The agency then notifies the person, by mail, that he or she is facing a civil penalty for violating the federal mask mandate. Somewhat like a traffic or parking violation, the traveler can choose to pay the total, which is due immediately, or request a hearing with a T.S.A. adjudicator or an administrative law judge, where the traveler can fight the mask ticket, Mr. Langston said.

He declined to say whether anyone had gone to a hearing so far, but noted that the process could take several months.

The F.A.A. has its own penalty system. As of Sept. 7, the agency said it had received 3,057 reports of passengers refusing to comply with the federal mask mandate. The agency’s lawyers review reports that they receive from airlines to determine whether they meet their legal criteria for interfering with the duties of a crew member. So far this year, the F.A.A. has proposed civil penalties or fines in 153 incidents, it said, but not all of those incidents involved masks.
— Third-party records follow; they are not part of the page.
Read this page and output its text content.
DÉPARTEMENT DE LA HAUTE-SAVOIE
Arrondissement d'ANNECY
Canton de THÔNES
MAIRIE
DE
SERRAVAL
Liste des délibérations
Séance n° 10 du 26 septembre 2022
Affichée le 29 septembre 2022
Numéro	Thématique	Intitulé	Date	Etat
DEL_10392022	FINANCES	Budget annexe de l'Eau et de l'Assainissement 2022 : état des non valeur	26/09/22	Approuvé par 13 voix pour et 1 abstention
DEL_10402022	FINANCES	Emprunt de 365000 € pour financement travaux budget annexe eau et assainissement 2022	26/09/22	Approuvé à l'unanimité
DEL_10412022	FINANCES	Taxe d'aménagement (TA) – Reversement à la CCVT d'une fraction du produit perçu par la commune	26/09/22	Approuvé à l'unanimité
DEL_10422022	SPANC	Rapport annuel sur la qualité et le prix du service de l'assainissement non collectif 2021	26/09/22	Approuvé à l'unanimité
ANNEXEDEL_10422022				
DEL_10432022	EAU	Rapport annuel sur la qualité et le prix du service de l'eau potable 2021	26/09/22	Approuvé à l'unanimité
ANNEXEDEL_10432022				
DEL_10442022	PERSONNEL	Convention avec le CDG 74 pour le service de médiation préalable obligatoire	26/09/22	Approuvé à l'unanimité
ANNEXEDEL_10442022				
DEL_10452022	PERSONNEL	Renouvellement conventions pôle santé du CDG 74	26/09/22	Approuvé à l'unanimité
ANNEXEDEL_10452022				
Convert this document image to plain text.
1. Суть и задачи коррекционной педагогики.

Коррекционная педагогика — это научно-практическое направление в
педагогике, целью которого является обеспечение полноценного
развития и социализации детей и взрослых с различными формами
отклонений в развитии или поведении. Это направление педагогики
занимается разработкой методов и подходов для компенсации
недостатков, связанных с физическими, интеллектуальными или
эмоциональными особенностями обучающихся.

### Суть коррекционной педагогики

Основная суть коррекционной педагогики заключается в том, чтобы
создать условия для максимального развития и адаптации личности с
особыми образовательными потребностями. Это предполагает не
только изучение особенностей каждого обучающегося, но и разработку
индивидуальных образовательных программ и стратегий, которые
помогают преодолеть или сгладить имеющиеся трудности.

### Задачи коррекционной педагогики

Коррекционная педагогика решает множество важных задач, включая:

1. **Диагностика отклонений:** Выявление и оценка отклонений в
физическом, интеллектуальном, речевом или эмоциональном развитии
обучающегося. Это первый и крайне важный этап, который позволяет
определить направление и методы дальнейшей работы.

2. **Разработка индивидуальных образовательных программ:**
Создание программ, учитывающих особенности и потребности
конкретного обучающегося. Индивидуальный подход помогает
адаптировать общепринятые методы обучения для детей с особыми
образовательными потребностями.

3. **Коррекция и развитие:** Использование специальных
Just because a person is vaccinated does not mean that they cannot transmit the coronavirus to another person, said Dr. David Freedman, a professor of infectious diseases at the University of Alabama at Birmingham. If the other person is also vaccinated, the chance of getting severely ill is greatly diminished, but a vaccinated person may transmit the virus to an unvaccinated individual.

“The bottom line is that vaccinated people can still be very contagious,” he said.

This is particularly true since the Delta variant came along. And so if people want the pandemic to end sooner rather than later, Dr. Freedman said, they need to mitigate the spread of the virus in high-risk crowded indoor spaces, which means wearing masks on planes and in airports.